The ice cream parlor’s name is “Gelarti”, famous in this town for delicious ice cream.  My wife ordered a strawberry ice cream and I ordered a vanilla ice cream sprayed with walnut crumbs on top.  They were absolutely de-li-cious! 


Photograph by ©Omar Upegui R.

“You can’t buy happiness, but you can buy ice cream, and they’re kind of the same thing.”Gelarti

Photograph by ©Omar Upegui R.
Photograph by ©Omar Upegui R.

As you can see, the venue was appropriately decorated.  Indeed, it was a sweet visit to this place.

Good Day!

6 thoughts on “A Visit to an Ice Cream Parlor”

  1. That’s a wonderful quotation, and it’s quite true, I think. Of course, I’m (perhaps too great) a fan of ice cream. I can’t even come up with a single “favorite” flavor, although mint chocolate chip would do if I were forced to make a choice.

  2. Hola Omar,
    I’m with Aura! I was “raiding” the fridge and found an unopened carton of strawberry ice cream and another of Neapolitan. I went for the strawberry.

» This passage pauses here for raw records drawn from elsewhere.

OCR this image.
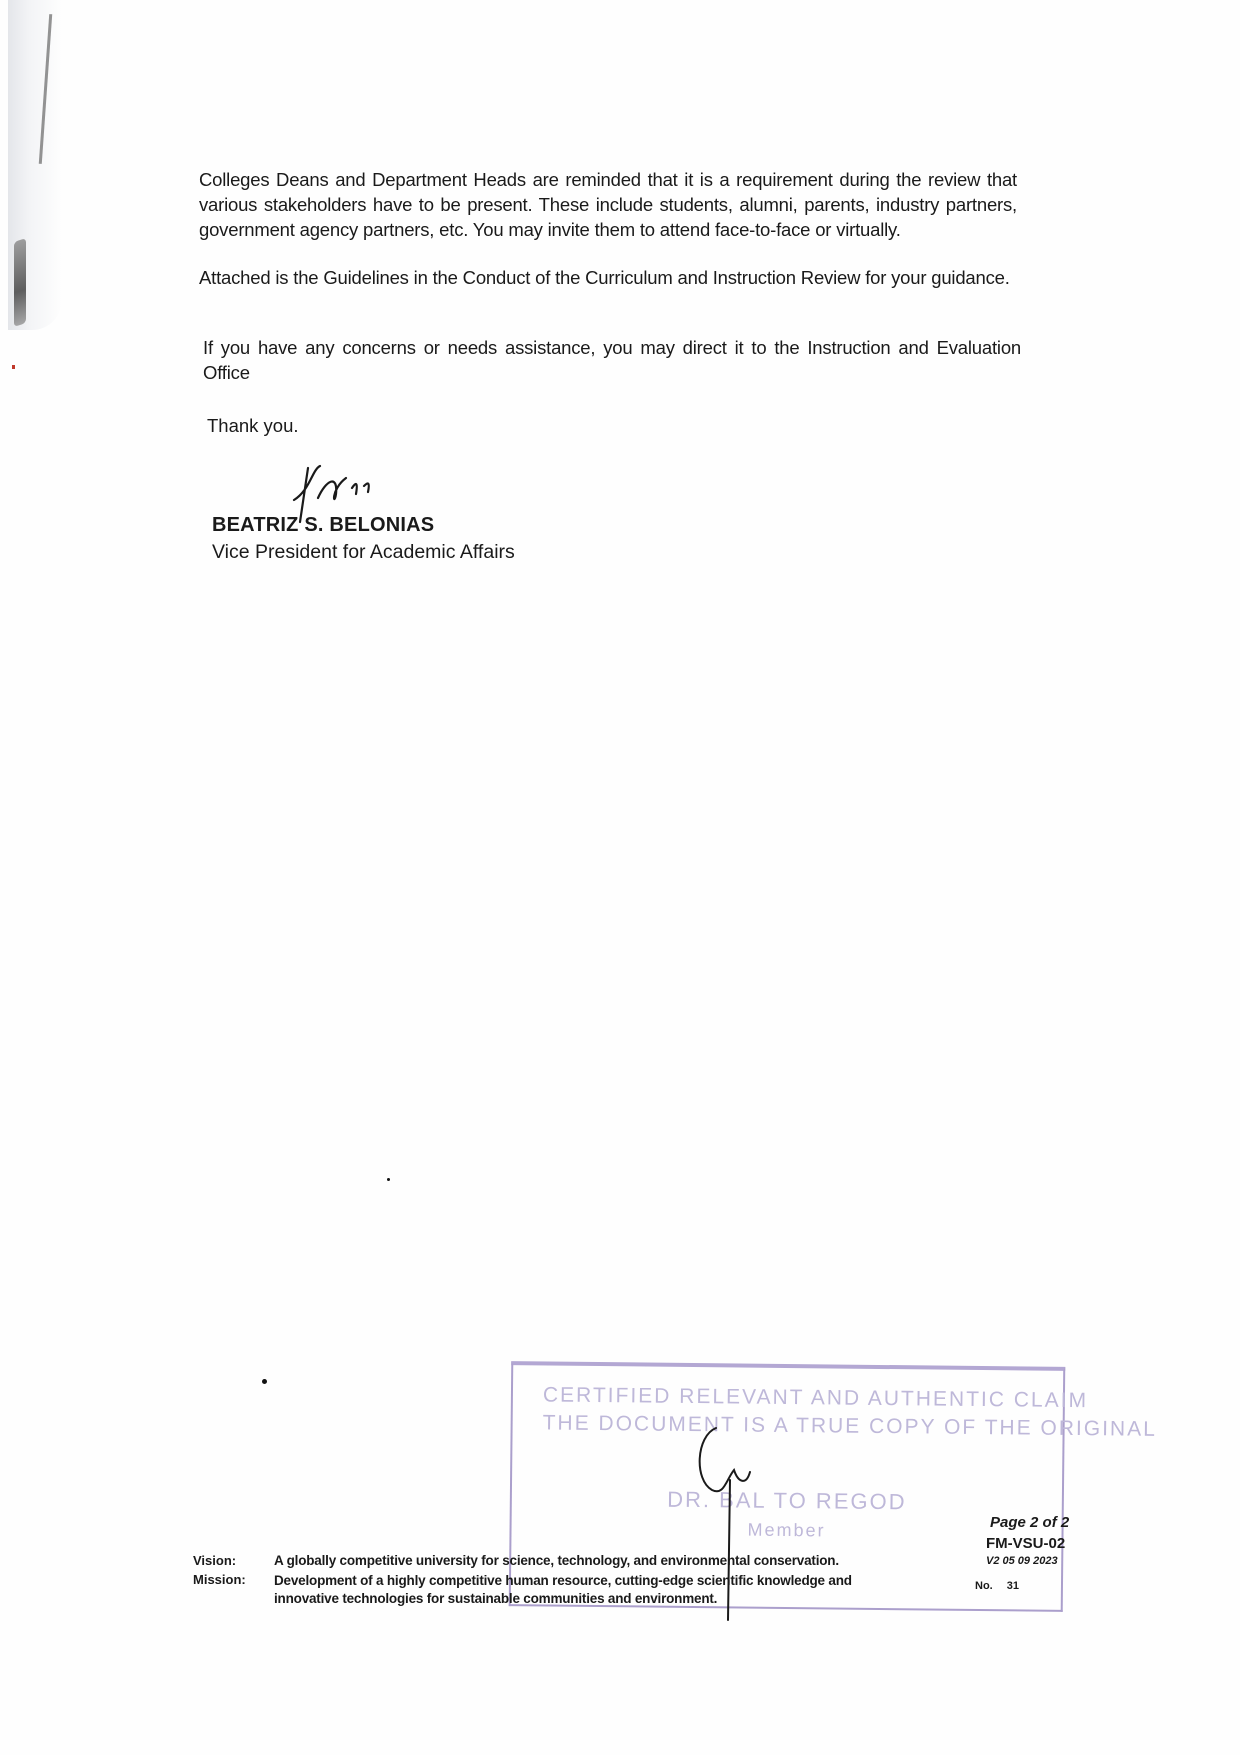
Colleges Deans and Department Heads are reminded that it is a requirement during the review that various stakeholders have to be present. These include students, alumni, parents, industry partners, government agency partners, etc. You may invite them to attend face-to-face or virtually.

Attached is the Guidelines in the Conduct of the Curriculum and Instruction Review for your guidance.

If you have any concerns or needs assistance, you may direct it to the Instruction and Evaluation Office

Thank you.
BEATRIZ S. BELONIAS
Vice President for Academic Affairs
CERTIFIED RELEVANT AND AUTHENTIC CLAIM
THE DOCUMENT IS A TRUE COPY OF THE ORIGINAL
DR. BAL TO REGOD
Member
Vision:	A globally competitive university for science, technology, and environmental conservation.
Mission: Development of a highly competitive human resource, cutting-edge scientific knowledge and innovative technologies for sustainable communities and environment.
Page 2 of 2
FM-VSU-02
V2 05 09 2023
No. 31
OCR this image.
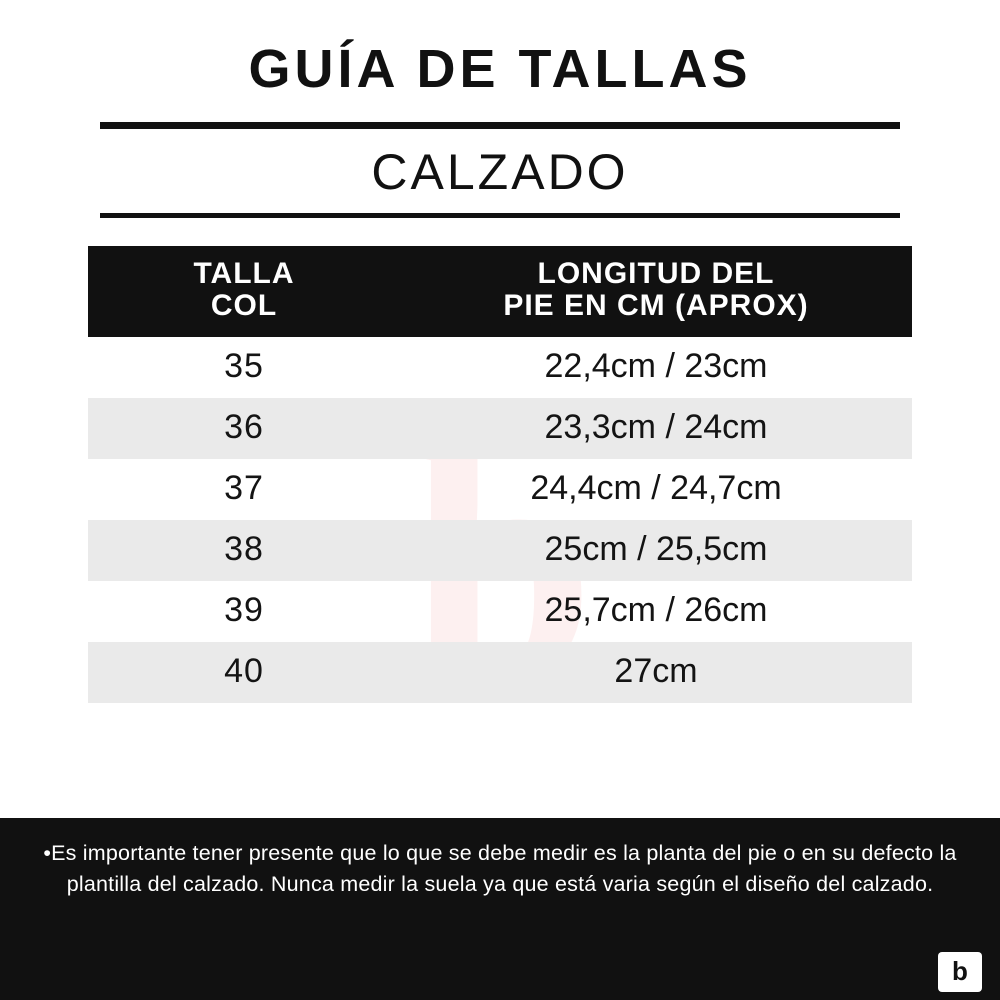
GUÍA DE TALLAS
CALZADO
TALLA
COL

LONGITUD DEL
PIE EN CM (APROX)

35	22,4cm / 23cm
36	23,3cm / 24cm
37	24,4cm / 24,7cm
38	25cm / 25,5cm
39	25,7cm / 26cm
40	27cm
•Es importante tener presente que lo que se debe medir es la planta del pie o en su defecto la plantilla del calzado. Nunca medir la suela ya que está varia según el diseño del calzado.
b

    I don’t have a favorite flavor but I don’t like marshmallows in ice cream, that is about my only restriction. If forced to choose one flavor only, I would probably go with cookies n cream. It is like eating frozen cookie dough, only better!

    Buen provecho !

    1. Hola Jim y Nena:

      Strawberry ice cream is fine, but I will go for vanilla and nuts ice cream. Not too much, though. There are a lot of unwanted calories. But it’s okay once in a while. 🙂

  3. I really like homemade ice cream. Most people made ice cream back during WWII and before. Still, most people did not have refrigerators or even an icebox to keep blocks of ice in, but when the ice man came around offering to use his needle-pointed ice pick to cut off the amount of ice you needed for your ice box, he would give the kids any smaller chunks of ice that broke off. If you had enough sugar (it was rationed during The War) and fresh cream from the cow being milked in the morning, mothers would mix up some liquid with a dose of vanilla extract and pour it into the ice cream making tank with the crank handle on the side. After adding ice to the outside of the tank and after turning the crank handle until it would no longer turn, you knew you had a gallon of homemade ice cream. And, it was always delicious.

    1. I have a faint memory of homemade ice cream at home too, albeit we were not really fond of it. I thought it was too difficult and too long a process to make a small amount of ice cream. Instead, we bought “paletas”, (popsciles) at a nearby store. Due to the hight amount of calories off ice cream, we try to stay away from it, but now and then, it is a delicious dessert.

      Thank you Abe, for your thorough description of the way ice cream was made at home when refrigerators were not that common, and the war restrictions were on.